Die Wissenschaftler untersuchten das Farbenspiel von 21 Chamäleon-Arten – wie sich die Farben änderten, wenn die Tiere schliefen oder krank waren, wenn sie angriffslustig waren oder balzten und wenn sie sich tarnen wollten. „Die Farbwechsel haben wir mit einem Spektrometer untersucht“, sagt Stuart-Fox. „Schließlich geht es oft nur um Nuancen. Und Chamäleons können im Gegensatz zu uns auch im UV-Bereich Farben sehen.“ Die Forscher rechneten die Farbveränderungen in einem System um, um die Auffälligkeit für das Chamäleonauge zu ermitteln, und berichten darüber im Fachblatt „Plos One“.

Dabei stellte sich zum einen heraus, dass Chamäleons, die sich tarnen wollen, bloß die Helligkeit ihrer Hautfärbung variieren. Außerdem können sie die Form ihres Körpers so manipulieren, dass sie von ihrer Umgebung kaum zu unterscheiden sind. Zum anderen fanden Stuart-Fox und Moussalli heraus, dass es immer dann zu stärkeren Farbveränderungen kommt, wenn ein Chamäleon einem Artgenossen begegnet. Die Chamäleons verwenden nämlich Farben als Kommunikationssignale und wechseln sie, um ihre Stimmungen, Gefühle und Absichten zum Ausdruck zu bringen.

Ausgesprochen verschwenderisch und protzig sind dabei Männchen, die Rivalen einschüchtern oder Weibchen anlocken wollen. „Wenn sie plötzlich leuchtende Farben zeigen, geschieht das aus einem einzigen Grund: Sie wollen um jeden Preis gesehen werden – je auffälliger, desto besser“, sagt Stuart-Fox. „Sobald ein Männchen einen Artgenossen erblickt, ändert es sofort seine Farbe und zeigt sich.“ In allen Regenbogenfarben leuchten diejenigen Männchen, die gerade einen Gegenspieler besiegt haben. Die im Kampf Unterlegenen hingegen sind an ihrer blassen Haut zu erkennen.

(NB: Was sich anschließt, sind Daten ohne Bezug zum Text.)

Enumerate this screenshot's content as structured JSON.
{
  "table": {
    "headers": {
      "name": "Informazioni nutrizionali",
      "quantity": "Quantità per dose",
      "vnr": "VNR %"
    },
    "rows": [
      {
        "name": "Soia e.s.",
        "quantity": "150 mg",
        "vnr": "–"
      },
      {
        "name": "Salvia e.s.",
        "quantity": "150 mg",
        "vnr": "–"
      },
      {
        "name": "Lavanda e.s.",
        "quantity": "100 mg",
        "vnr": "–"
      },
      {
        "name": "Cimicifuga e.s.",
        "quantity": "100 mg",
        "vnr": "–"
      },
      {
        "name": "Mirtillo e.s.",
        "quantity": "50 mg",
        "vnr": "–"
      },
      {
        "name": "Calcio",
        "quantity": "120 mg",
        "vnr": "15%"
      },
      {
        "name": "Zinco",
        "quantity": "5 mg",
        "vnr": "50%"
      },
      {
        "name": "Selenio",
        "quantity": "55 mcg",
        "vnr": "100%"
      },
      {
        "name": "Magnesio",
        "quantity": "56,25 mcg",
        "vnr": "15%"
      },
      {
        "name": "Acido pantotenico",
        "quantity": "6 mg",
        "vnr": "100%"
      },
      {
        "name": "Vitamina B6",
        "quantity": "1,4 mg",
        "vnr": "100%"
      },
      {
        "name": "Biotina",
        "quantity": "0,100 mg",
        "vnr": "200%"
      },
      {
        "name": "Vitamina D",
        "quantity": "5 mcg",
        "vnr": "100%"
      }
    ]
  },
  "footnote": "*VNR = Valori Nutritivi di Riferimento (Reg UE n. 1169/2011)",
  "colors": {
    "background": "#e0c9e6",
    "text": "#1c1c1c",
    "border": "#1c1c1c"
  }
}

Das Imponiergehabe ist riskant. Nicht nur Weibchen, sondern auch Raubtiere könnten es beobachten. Deshalb dauert das farbenfrohe Protzen der Männchen höchstens einige Sekunden. Dass es trotzdem gefährlich werden kann, ist gewollt. Die Weibchen wetten nämlich darauf, dass nur die körperlich und genetisch fittesten Männchen sich einen derart extravaganten Farbenzauber leisten können.

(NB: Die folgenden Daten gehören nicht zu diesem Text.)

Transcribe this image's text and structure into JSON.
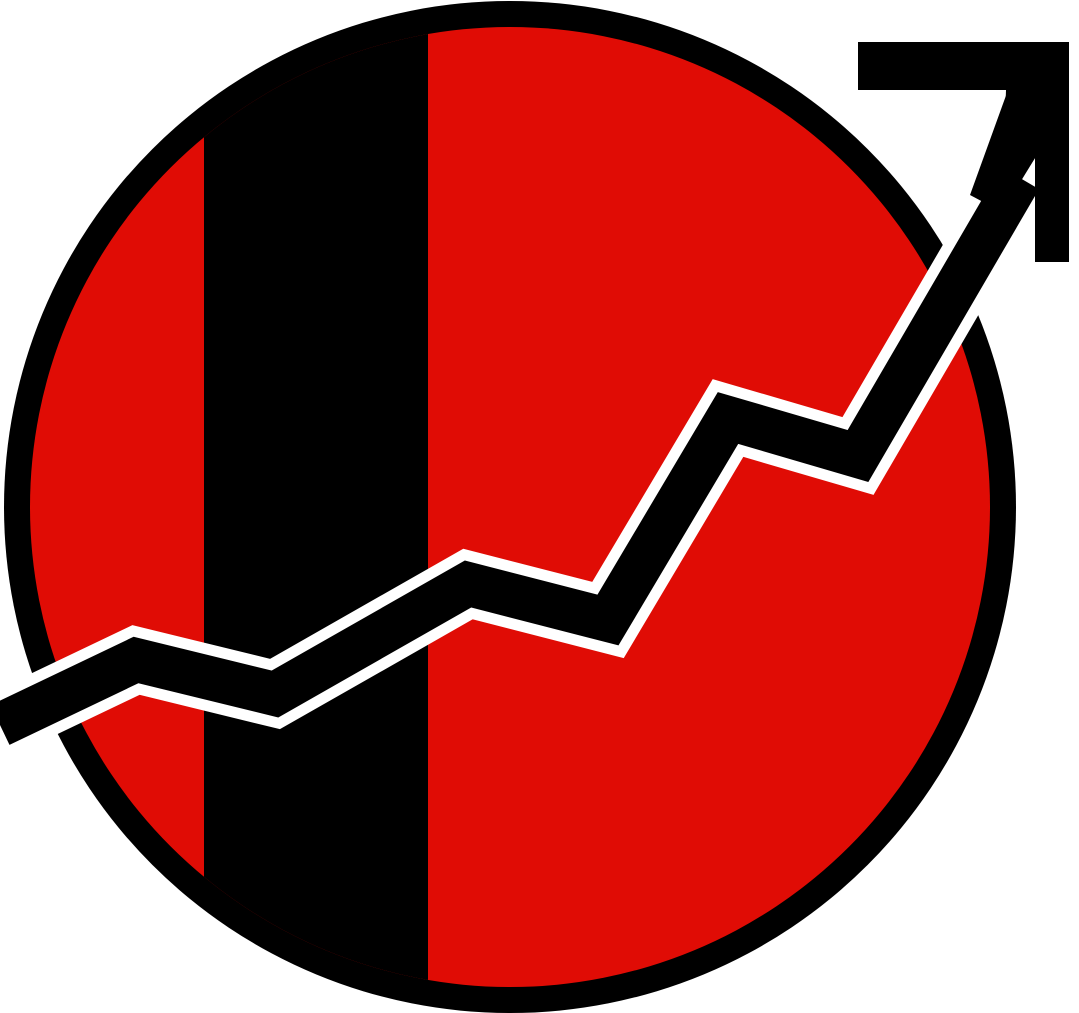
{
  "logo": {
    "icon": "growth-chart-arrow-icon",
    "colors": {
      "circle_fill": "#e00c05",
      "circle_outline": "#000000",
      "band": "#000000",
      "trend_line": "#000000",
      "trend_outline": "#ffffff",
      "arrow_head": "#000000",
      "background": "#ffffff"
    }
  }
}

Damit ist das Repertoire noch nicht erschöpft. Die Biologen Russell Ligon und Kevin McGraw haben kürzlich entdeckt, dass diejenigen Chamäleons sich gegen ihre Rivalen durchsetzen, die ihre Farben am schnellsten wechseln und die ihre Köpfe in den hellsten Farben erstrahlen lassen können. Die beiden Wissenschaftler von der Staatlichen Universität von Arizona in Tempe berichten darüber in der Fachzeitschrift „Biology Letters“.

Ligon und McGraw ließen zehn ausgewachsene Jemen-Chamäleons Zweikämpfe austragen. Diese Auseinandersetzungen zeichneten sie mit speziellen Videokameras auf. Außerdem ermittelten sie an 28 verschiedenen Körperregionen, zu welchen Farbveränderungen es dort zu welchem Zeitpunkt kam und in welcher Geschwindigkeit sie erfolgten.

Was Ligon und McGraw so entdecken, ist aufschlussreich: In der Anfangsphase, wenn die Chamäleons einander mit Drohgebärden einschüchtern wollen, spielten die Querstreifen auf dem Rücken der Tiere eine entscheidende Rolle. Je kontrastreicher sie bei einem Männchen ausfielen, desto geringer war die Wahrscheinlichkeit, dass es sich von seinem Gegenspieler in die Flucht treiben ließ. In der Intensität dieser Färbung kommt demnach die jeweilige Aggressivität und Kampfbereitschaft der Duellanten zum Ausdruck. Ließen sich hingegen beide Männchen auf einen riskanten Zweikampf ein, war am aussagekräftigsten, wie hell die Farben am Kopf leuchteten und wie schnell sie wechselten. „Je schneller sich die Kopffarben bei einem Männchen veränderten, desto wahrscheinlicher war es, dass es später den Kampf gewann“, schreiben Ligon und McGraw. Dieses Farbenspiel gibt offensichtlich Auskunft über die jeweilige Kampfkraft der Rivalen.